“O dinheiro existe” em África para acabar com a crise alimentar

“O dinheiro existe” em África para acabar com a crise alimentar

Josefa Sacko, comissária da União Africana para a Agricultura, Economia Rural, Economia Azul e Ambiente, espera que o comunicado final da 36ª Cimeira da União Africana, que decorre até domingo juntando os 55 chefes de Estado e Governo do continente africano, mobilize mais recursos para acabar com a fome.

Com o início da 36ª Cimeira da União Africana hoje, sábado, um dos focos de preocupação para os chefes de Estado e Governo reunidos em Addis Abeba, na Etiópia, prende-se com a crise alimentar, agravada por quase três anos de pandemia de covid-19 e a guerra entre a Ucrânia e a Rússia.

Josefa Sacko, comissária da União Africana para a Agricultura, Economia Rural, Economia Azul e Ambiente, ficou satisfeita pela União Africana ter decidido estender o ano dedicado à nutrição, que decorreu em 2022, até 2025, mas quer que desta cimeira saiam compromissos concretos.
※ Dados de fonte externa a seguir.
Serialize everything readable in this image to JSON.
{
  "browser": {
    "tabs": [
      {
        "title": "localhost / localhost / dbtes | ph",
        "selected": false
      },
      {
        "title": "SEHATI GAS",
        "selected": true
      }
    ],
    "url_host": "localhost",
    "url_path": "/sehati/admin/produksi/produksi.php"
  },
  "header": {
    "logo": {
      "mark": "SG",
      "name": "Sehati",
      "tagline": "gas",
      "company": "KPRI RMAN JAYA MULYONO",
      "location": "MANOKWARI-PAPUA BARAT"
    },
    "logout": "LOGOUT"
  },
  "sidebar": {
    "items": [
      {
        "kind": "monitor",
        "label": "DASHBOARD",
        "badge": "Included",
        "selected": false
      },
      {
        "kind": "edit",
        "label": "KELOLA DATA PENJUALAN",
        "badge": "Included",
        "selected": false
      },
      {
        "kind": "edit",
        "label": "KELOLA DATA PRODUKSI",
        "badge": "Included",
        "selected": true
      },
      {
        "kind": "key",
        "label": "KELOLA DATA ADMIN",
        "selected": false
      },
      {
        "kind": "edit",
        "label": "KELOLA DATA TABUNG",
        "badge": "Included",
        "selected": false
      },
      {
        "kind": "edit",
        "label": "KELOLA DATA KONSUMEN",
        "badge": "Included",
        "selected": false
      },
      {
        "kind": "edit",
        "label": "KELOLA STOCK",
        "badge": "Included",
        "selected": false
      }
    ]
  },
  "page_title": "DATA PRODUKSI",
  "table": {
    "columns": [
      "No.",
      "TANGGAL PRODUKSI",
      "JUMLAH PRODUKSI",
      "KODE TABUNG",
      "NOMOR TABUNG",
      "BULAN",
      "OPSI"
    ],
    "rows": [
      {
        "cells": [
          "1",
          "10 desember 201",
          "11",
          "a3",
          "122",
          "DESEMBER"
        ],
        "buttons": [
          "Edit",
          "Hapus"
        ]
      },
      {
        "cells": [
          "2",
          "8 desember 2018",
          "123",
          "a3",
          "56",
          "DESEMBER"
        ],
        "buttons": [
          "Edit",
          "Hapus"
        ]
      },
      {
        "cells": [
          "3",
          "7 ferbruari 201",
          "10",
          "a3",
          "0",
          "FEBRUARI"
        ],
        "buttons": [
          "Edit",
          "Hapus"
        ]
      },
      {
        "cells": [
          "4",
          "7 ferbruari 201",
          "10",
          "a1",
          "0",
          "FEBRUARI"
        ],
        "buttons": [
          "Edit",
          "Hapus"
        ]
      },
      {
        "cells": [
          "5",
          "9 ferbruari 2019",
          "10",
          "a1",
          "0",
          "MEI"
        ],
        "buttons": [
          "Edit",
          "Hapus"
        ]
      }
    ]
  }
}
“Gostaria de ver afirmações muito concretas sobre isso. A crise alimentar está na agenda e agora os Estados estão a ver que tem de se fazer alguma coisa. O nosso relatório foi bem recebido e reforçado pelos países-membros e acredito que o comunicado final desta cimeira vai servir para mobilizar mais recursos. O problema conhecemos e a solução temos, não podemos estar sempre a estender a mão, o dinheiro existe nalgum lado e temos de investir se queremos ser credíveis e assegurar um futuro melhor”, declarou a comissária em entrevista à RFI.

Em África, existem actualmente 282 milhões de pessoas subnutridas, muitas delas crianças, o que Josefa Sacko qualifica como “um facto de urgência”, especialmente quando o continente tem capacidade de produzir muito mais alimentos do que faz neste momento.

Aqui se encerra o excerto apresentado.